Even though it does not seem that it will be business as usual in the immediate future, home prices are not expected to drop drastically as mortgage rates may help sustain some purchasing power for buyers. Many are being directly affected with temporary layoffs and pay cuts as we weather through this crisis, but once normalcy returns we have to guess what will happen as the real estate market catches up. Will prices and sales stay at a slower rate? That is where the historically low rates combined with historically low inventory could help fuel market strength. 
“I don’t know which force will be greater: the negative impact of job cuts, if that was to occur, or the positive influence of low mortgage rates,” says National Association of Realtors® Chief Economist Lawrence Yun.
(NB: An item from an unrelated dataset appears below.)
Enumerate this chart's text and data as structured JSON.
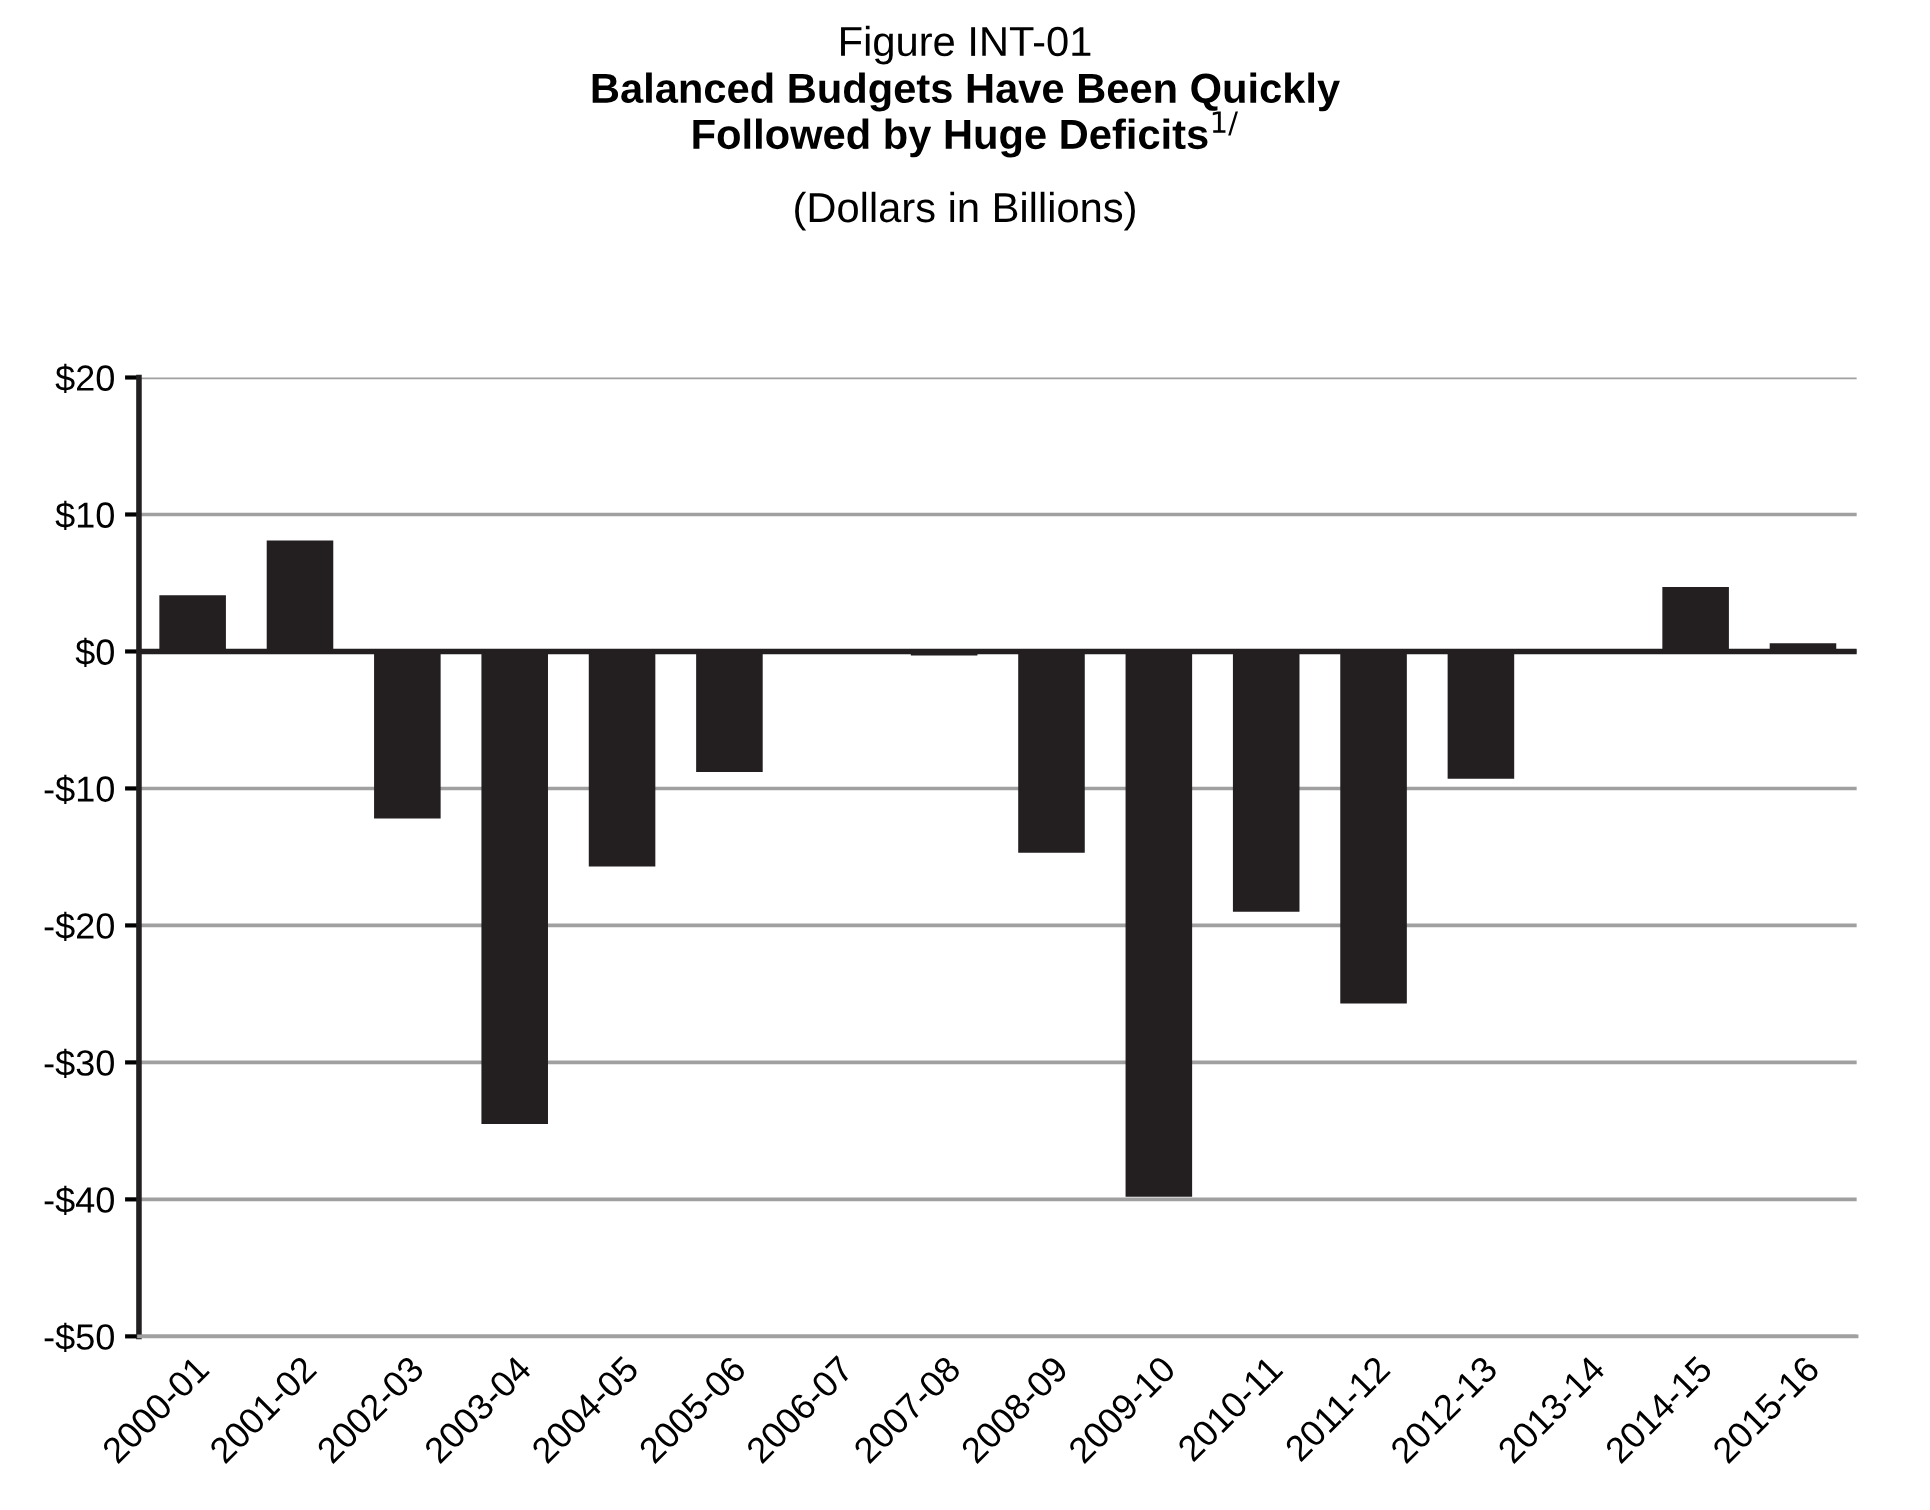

Furthermore, where this should be a temporary situation, sellers are probably going to be less likely to accept a sales price that is far less than just a few weeks ago. Again, where inventory is already extremely low, demand may still be strong where buyers have less options. We may potentially just see the rate at which different markets bounce back differ in their pace. Those that are less of a “core” market such as ones reliant on tourism or even the luxury market may see a slower recovery rate as we get back up to speed. Specialty markets oftentimes have a slower sales pace regardless so we may see a slight lag among them. 
While nobody can predict the future and know how everything will unfold, we do have the data to compare from the last recession to suggest that any slowdown should not be nearly as severe.